Крестьянские восстания (весна 1861). Крепостниками, которые, как говорилось в официальных документах, «оправдали доверие царя и добровольно согласились на реформу», освобождение крестьян подавалось как «акт величайшей справедливости», а коли так, извольте и дальше гнуть спину на «доброго барина». Однако сметливый русский мужик не поверил.
— Воли без земли не бывает! — говорили одни.
— Да в чём же заключается наша воля — ходи на барщину или плати оброк, эка воля! — негодовали другие.
— Так и то только через два года! — уточняли третьи. — Какая же это воля?
— В два года-то все животы наши вымотают! — дружно заключал сельский сход.
«Манифест, мундир, чиновник, указ, губернатор, священники с крестом, высочайшее повеление — всё это ложь, обман, подлог. Всему этому народ покоряется, подобно тому, как он выносит стужу, метели и засуху, но ничему не верит, ничего не признаёт, ничему не уступает своего убеждения», — констатировал Юрий Самарин отсутствие народного доверия ко всему официальному. После участия в трудах крестьянского комитета славянофил пошёл в мировые посредники, поэтому лично прочувствовал настроения на местах. Почти везде разговоры шли одинаковые, но в иных случаях на почве неверия и недоверия рождались опасные слухи.

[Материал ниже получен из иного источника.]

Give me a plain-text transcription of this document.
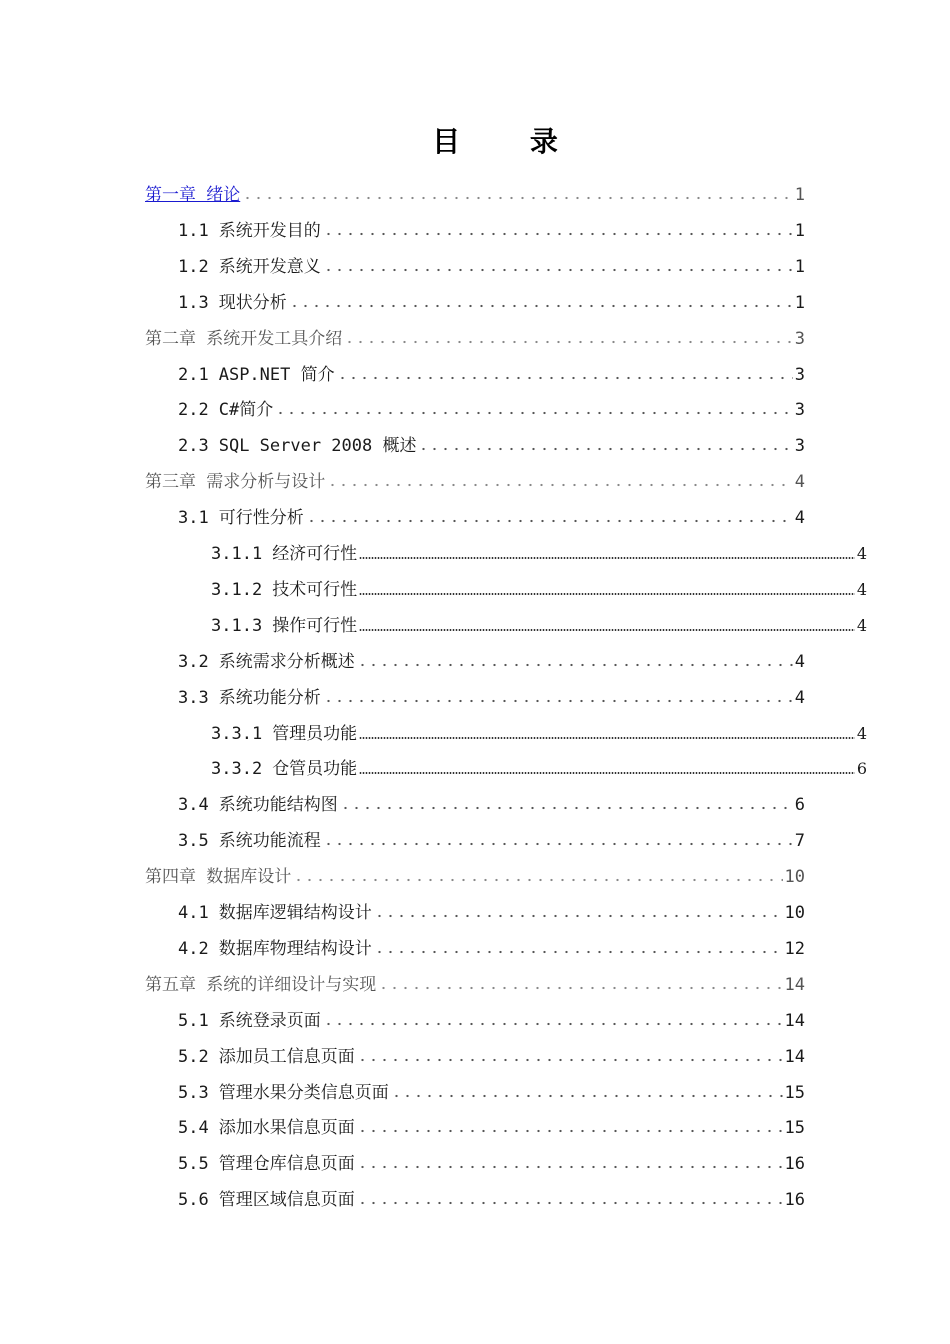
目 录
第一章 绪论	1
1.1 系统开发目的	1
1.2 系统开发意义	1
1.3 现状分析	1
第二章 系统开发工具介绍	3
2.1 ASP.NET 简介	3
2.2 C#简介	3
2.3 SQL Server 2008 概述	3
第三章 需求分析与设计	4
3.1 可行性分析	4
3.1.1 经济可行性	4
3.1.2 技术可行性	4
3.1.3 操作可行性	4
3.2 系统需求分析概述	4
3.3 系统功能分析	4
3.3.1 管理员功能	4
3.3.2 仓管员功能	6
3.4 系统功能结构图	6
3.5 系统功能流程	7
第四章 数据库设计	10
4.1 数据库逻辑结构设计	10
4.2 数据库物理结构设计	12
第五章 系统的详细设计与实现	14
5.1 系统登录页面	14
5.2 添加员工信息页面	14
5.3 管理水果分类信息页面	15
5.4 添加水果信息页面	15
5.5 管理仓库信息页面	16
5.6 管理区域信息页面	16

— Облыжный указ нам читают! А настоящую золотую царскую грамоту скрывают от нас! Нам отдали всю землю, а работать на барина теперича не следует.
— Сказывали мужики в соседнем селе, что если до Пасхи от помещиков не отобьёмся, навечно останемся все в крепостной зависимости. Надо бы сходить, узнать, что да как.
Действительно, крепостные — вернее, временнообязанные — полагали, что помещики их обманывают, утаивая «настоящую правду», а потому стали внимательно вчитываться в царский манифест. Сельские жители в основной своей массе почти поголовно грамоты не разумели, но всегда найдётся-таки хоть один, с горем пополам обученный чтению и письму. Таких и просили растолковать, что к чему.
За Волгой, в Казанской губернии, есть село Бездна. Местный крестьянин Антон Петров — ныне село носит его имя: Антоновка — вызвался читать односельчанам текст «Положения», о котором только и говорили весь последний месяц. Народ, ещё не занятый полевыми работами, пришёл даже с окрестных деревень — всего собралось пять тысяч человек. Превратно истолковав одно из положений документа, чтец убеждал, что, мол, царь дал волю ещё три года назад, а помещики это скрывали, поэтому весь хлеб, собранный и проданный за это время, надо взыскать с господ.